A Corpus of late Modern English Prose

A corpus of informal private letters by British writers, covering the period 1861 to 1919.
All decades in that range are represented, four by about 20,000 words of text each. The decade 1880-89 has only about 6,000, 1890-99 about 13,000.
However, the range of dates by birth-date of writer is narrower: 1837-67.
Corpus constructed 1992-1994 by David Denison with the very considerable assistance of Graeme Trousdale and Linda van Bergen.

Project leader: David Denison
Time of compilation: 1992-1994
Size: approximately 100,000 words
Language: LModE
Period: 1861 to 1919
Released: 1994
Project home page:http://personalpages.manchester.ac.uk/staff/david.denison/lmode_prose.html

Manual

Denison, David. 1994. A corpus of late Modern English prose. In Merja Kytö, Matti Rissanen & Susan Wright (eds.), Corpora across the centuries: Proceedings of the First International Colloquium on English Diachronic Corpora, St Catharine's College Cambridge, 25-27 March 1993 (Language and Computers - Studies in Practical Linguistics 11), 7-16. Amsterdam and Atlanta GA: Rodopi.

For further information on the coding system see:

Kytö, Merja 1994 Manual to the Diachronic Part of the Helsinki Corpus of English Texts: Coding Conventions and Lists of Source Texts, 2nd edn. Helsinki: Helsinki University Press for Department of English, University of Helsinki.

Selection of editions based on the list in:

Nevalainen, Terttu. 1991. BUT, ONLY, JUST: Focusing adverbial change in Modern English 1500-1900 (Mémoires de la Société Néophilologique de Helsinki 51). Helsinki: Société Néophilologique, pp.109-11.

Compilers

David Denison with the assistance of Linda van Bergen and Graeme Trousdale.

Availability

The Corpus has been lodged with the Oxford Text Archive.

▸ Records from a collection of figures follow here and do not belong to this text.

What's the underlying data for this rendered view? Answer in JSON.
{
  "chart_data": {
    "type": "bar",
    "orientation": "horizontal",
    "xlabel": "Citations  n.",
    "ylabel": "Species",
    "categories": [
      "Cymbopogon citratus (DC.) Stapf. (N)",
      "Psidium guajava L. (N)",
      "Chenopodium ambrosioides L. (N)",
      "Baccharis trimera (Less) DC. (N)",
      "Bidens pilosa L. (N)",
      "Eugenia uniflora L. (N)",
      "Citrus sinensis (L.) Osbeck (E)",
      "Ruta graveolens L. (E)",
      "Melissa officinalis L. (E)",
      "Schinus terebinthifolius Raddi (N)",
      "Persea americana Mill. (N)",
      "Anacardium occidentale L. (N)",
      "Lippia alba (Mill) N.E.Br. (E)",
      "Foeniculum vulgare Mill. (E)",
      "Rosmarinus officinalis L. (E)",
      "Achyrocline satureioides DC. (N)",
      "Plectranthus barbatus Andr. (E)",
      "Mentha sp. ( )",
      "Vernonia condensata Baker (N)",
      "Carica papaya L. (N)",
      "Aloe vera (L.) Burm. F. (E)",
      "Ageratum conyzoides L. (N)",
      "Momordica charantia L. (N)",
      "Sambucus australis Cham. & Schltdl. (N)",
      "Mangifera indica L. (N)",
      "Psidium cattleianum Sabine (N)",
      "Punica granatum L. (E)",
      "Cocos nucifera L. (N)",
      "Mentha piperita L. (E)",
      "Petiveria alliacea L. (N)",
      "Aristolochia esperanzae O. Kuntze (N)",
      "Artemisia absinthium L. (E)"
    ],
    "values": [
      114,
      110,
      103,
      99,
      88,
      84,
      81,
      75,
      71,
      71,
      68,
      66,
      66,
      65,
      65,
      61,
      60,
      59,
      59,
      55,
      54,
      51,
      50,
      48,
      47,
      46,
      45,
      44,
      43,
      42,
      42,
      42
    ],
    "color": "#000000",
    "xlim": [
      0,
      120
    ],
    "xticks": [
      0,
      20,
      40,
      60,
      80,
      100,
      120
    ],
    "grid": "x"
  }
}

Scholars can also get the corpus from David Denison on request, who will mail two versions in a zip file:

the 7-file "plain" version
a 1-file WordCruncher-indexed version with associated files (see below).

There is also a README file and a file of abbreviations and non-standard spellings.

Technical information

The plain version of the text is stored in 7 files totalling a little under 600 Kb. The files are extended (8-bit) Ascii, and the text is coded as far as possible according to the conventions used in the Helsinki Corpus, that is, with COCOA-style brackets giving information on writer, recipient, relationship, date, genre, page, etc, enclosed within carets. Two subperiods are identified: items dated 1860-1889 are coded as L86 and 1890-1919 as L89. Note, though, that the "social" info - on relationship, social status, degree of formality, etc - is not complete and is often deliberately underspecified. Almost all such caret brackets are on separate lines and start in column 1, apart from embedded editorial comments on e.g. cancelled text.

Probably more convenient is the version prepared for the now-obsolete WordCruncher for DOS but usable with any concordance software. The single 600 KB text file LMODEPRS.BYB has identical text and coding to the plain version, with additional marking of sentence and page boundaries. (Page boundary markers are always made to coincide with a sentence boundary.) Sentence boundaries are marked with |s (vertical bar + s), page boundaries by |p, and books (a WordCruncher concept) by |b.

The WordCruncher software preindexed a text for rapid search and retrieval, and in this version of the corpus the spelling and text files are concatenated in such a way that users of WordCruncher Viewer could search either

the whole corpus or, by the use of Bookmarks (which we have preset),
material from any one of the five editions
letters only, excluding journal entries

The lists of abbreviations/spellings can be referred to from within WordCruncher. They are not indexed, nor is editorial and reference coding within <...> or [...] brackets. The text file, LMODEPRS.BYB, is supplied with associated WordCruncher index and other files.